Clearly the careteam is no panacea, nor a guarantee of above average physician compensation. For all the advantages of economic leverage, if the practice does not generate adequate revenue from professional service collections it doesn’t matter how carefully the pie is divided. There can also be significant offsetting considerations to the careteam model including decreased provider productivity, management costs, and provider availability and turn-over in staff. There is a prevailing belief in the Western states that the inclusion of CRNAs in the delivery model is not a desirable option. The more a practice limits its options, the more it becomes an effect of, rather than in control of its circumstances.

Given all these issues, considerations, and limitations how can a practice stay competitive and remain financially viable without increased financial support from the hospital? Some might suggest the solution requires thinking outside the box regarding historical perceptions of the role of the anesthesia department in the management of the operating room. In short, if the anesthesia practice cannot increase its revenue through more effective collections or reduce its costs materially then it must look at ways to manage the number of staff necessary to provide the service. The most cost effective practice represented in Table 1 is also the practice that has been most effective in two areas of practice management: maximizing the leverage of the careteam and minimizing the impact of scope creep in hospital coverage requirements.

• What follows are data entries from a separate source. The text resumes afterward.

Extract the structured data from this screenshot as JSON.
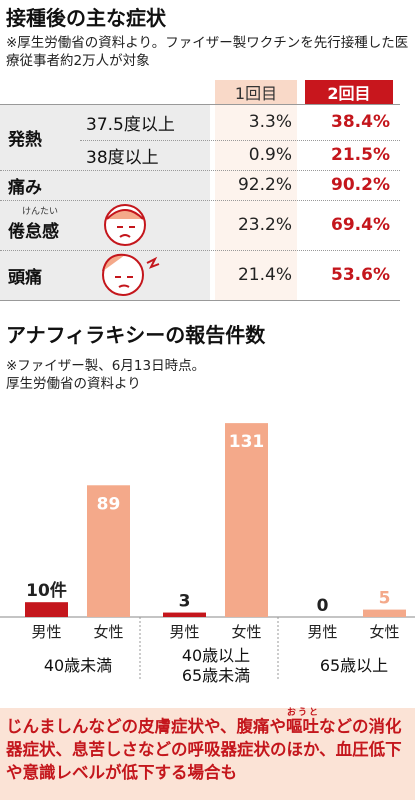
{
  "table": {
    "title": "接種後の主な症状",
    "note": "※厚生労働省の資料より。ファイザー製ワクチンを先行接種した医療従事者約2万人が対象",
    "columns": [
      "1回目",
      "2回目"
    ],
    "rows": [
      {
        "label": "発熱",
        "sub": [
          {
            "label": "37.5度以上",
            "values": [
              "3.3%",
              "38.4%"
            ]
          },
          {
            "label": "38度以上",
            "values": [
              "0.9%",
              "21.5%"
            ]
          }
        ]
      },
      {
        "label": "痛み",
        "values": [
          "92.2%",
          "90.2%"
        ]
      },
      {
        "label": "倦怠感",
        "ruby": "けんたい",
        "values": [
          "23.2%",
          "69.4%"
        ]
      },
      {
        "label": "頭痛",
        "values": [
          "21.4%",
          "53.6%"
        ]
      }
    ]
  },
  "chart_data": {
    "type": "bar",
    "title": "アナフィラキシーの報告件数",
    "subtitle": [
      "※ファイザー製、6月13日時点。",
      "厚生労働省の資料より"
    ],
    "categories": [
      [
        "40歳未満"
      ],
      [
        "40歳以上",
        "65歳未満"
      ],
      [
        "65歳以上"
      ]
    ],
    "series": [
      {
        "name": "男性",
        "color": "#c4161c",
        "values": [
          10,
          3,
          0
        ],
        "value_labels": [
          "10件",
          "3",
          "0"
        ]
      },
      {
        "name": "女性",
        "color": "#f4a98a",
        "values": [
          89,
          131,
          5
        ]
      }
    ]
  },
  "footer": {
    "before": "じんましんなどの皮膚症状や、腹痛や",
    "ruby_base": "嘔吐",
    "ruby_text": "おうと",
    "after": "などの消化器症状、息苦しさなどの呼吸器症状のほか、血圧低下や意識レベルが低下する場合も"
  }
}
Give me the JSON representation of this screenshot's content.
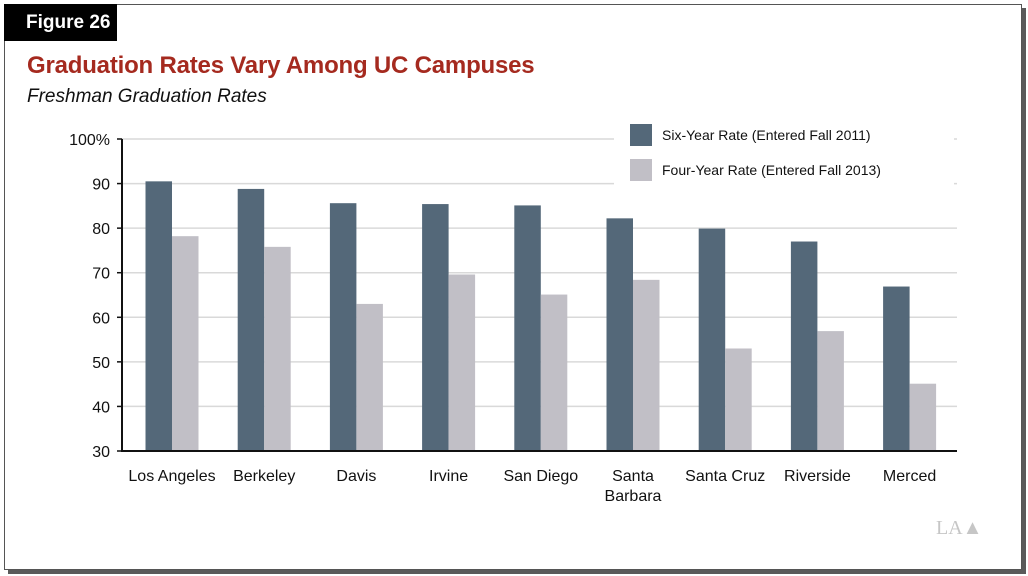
{
  "figure_label": "Figure 26",
  "logo_text": "LAO",
  "colors": {
    "six_year": "#546879",
    "four_year": "#c1bfc6",
    "title": "#a52a1f"
  },
  "chart_data": {
    "type": "bar",
    "title": "Graduation Rates Vary Among UC Campuses",
    "subtitle": "Freshman Graduation Rates",
    "xlabel": "",
    "ylabel": "",
    "ylim": [
      30,
      100
    ],
    "yticks": [
      "100%",
      "90",
      "80",
      "70",
      "60",
      "50",
      "40",
      "30"
    ],
    "ytick_values": [
      100,
      90,
      80,
      70,
      60,
      50,
      40,
      30
    ],
    "grid": true,
    "legend_position": "top-right",
    "categories": [
      [
        "Los Angeles"
      ],
      [
        "Berkeley"
      ],
      [
        "Davis"
      ],
      [
        "Irvine"
      ],
      [
        "San Diego"
      ],
      [
        "Santa",
        "Barbara"
      ],
      [
        "Santa Cruz"
      ],
      [
        "Riverside"
      ],
      [
        "Merced"
      ]
    ],
    "series": [
      {
        "name": "Six-Year Rate (Entered Fall 2011)",
        "values": [
          90.5,
          88.8,
          85.6,
          85.4,
          85.1,
          82.2,
          79.9,
          77.0,
          66.9
        ]
      },
      {
        "name": "Four-Year Rate (Entered Fall 2013)",
        "values": [
          78.2,
          75.8,
          63.0,
          69.6,
          65.1,
          68.4,
          53.0,
          56.9,
          45.1
        ]
      }
    ]
  }
}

As the head of the group would be quick to add, though, the pressure to add locations and give in to scope creep is never ending. His approach is simple. Armed with monthly updates of actual O.R. utilization he is constantly educating administration and pushing back on requests for new venues. His own private benchmark is 45 ASA units per location day (see Table 2 on page 6); if he cannot see this as a reasonable average level of productivity he will not accede to expanding coverage.

Obviously this is an approach that requires considerable focus and discipline, but it is clearly one that has paid off handsomely for the group. Not only does the practice get no financial support from the hospital, but physician compensation levels are above average. It is hard to argue that this is not one of those best practices that could benefit most other anesthesia groups across the country.

Every anesthesia practices’ situation is unique. It would be naive to think that a given strategy or plan that works well in one hospital in one part of the country would have the same results elsewhere. This is not the point. Every practice must assess and address the unique factors that determine provider costs, and be willing to analyze and address them. More often than not the result will be a difference of degree rather than of kind, but sometimes it is that 10% extra that will make the difference between success and failure, between the ability to recruit and retain the best providers and an inability to do so, between the perception that the anesthesia practice is part of the solution versus part of the problem, and, ultimately, between the ability to demonstrate to the administration that the group can manage itself effectively versus needing to be taken over by the hospital or some other entity.

In the ever changing dynamic of anesthesia relations with hospital administrators there is a lot at stake. Many victories are Pyrrhic. The value of success does not always seem to justify the cost of the battle. There is a tendency to give in or, worse yet, give up in the face of today’s changing economic realities. Just as there is almost always a solution to an inscrutable clinical challenge, so too, there is virtually always a solution to a seemingly intractable economic problem so long as there is sufficient commitment to a positive outcome and a persistent willingness to creativity and innovation. What anesthesiologists and CRNAs should always remember is that every hospital needs anesthesia services to run its operating rooms. There is always a way to make the numbers work. The choice is simple: be part of the problem or part of the solution. The necessary tools and resources are more available to the typical anesthesia practice than most anesthesiologists are willing to admit. The question is when and how they want to take advantage of them.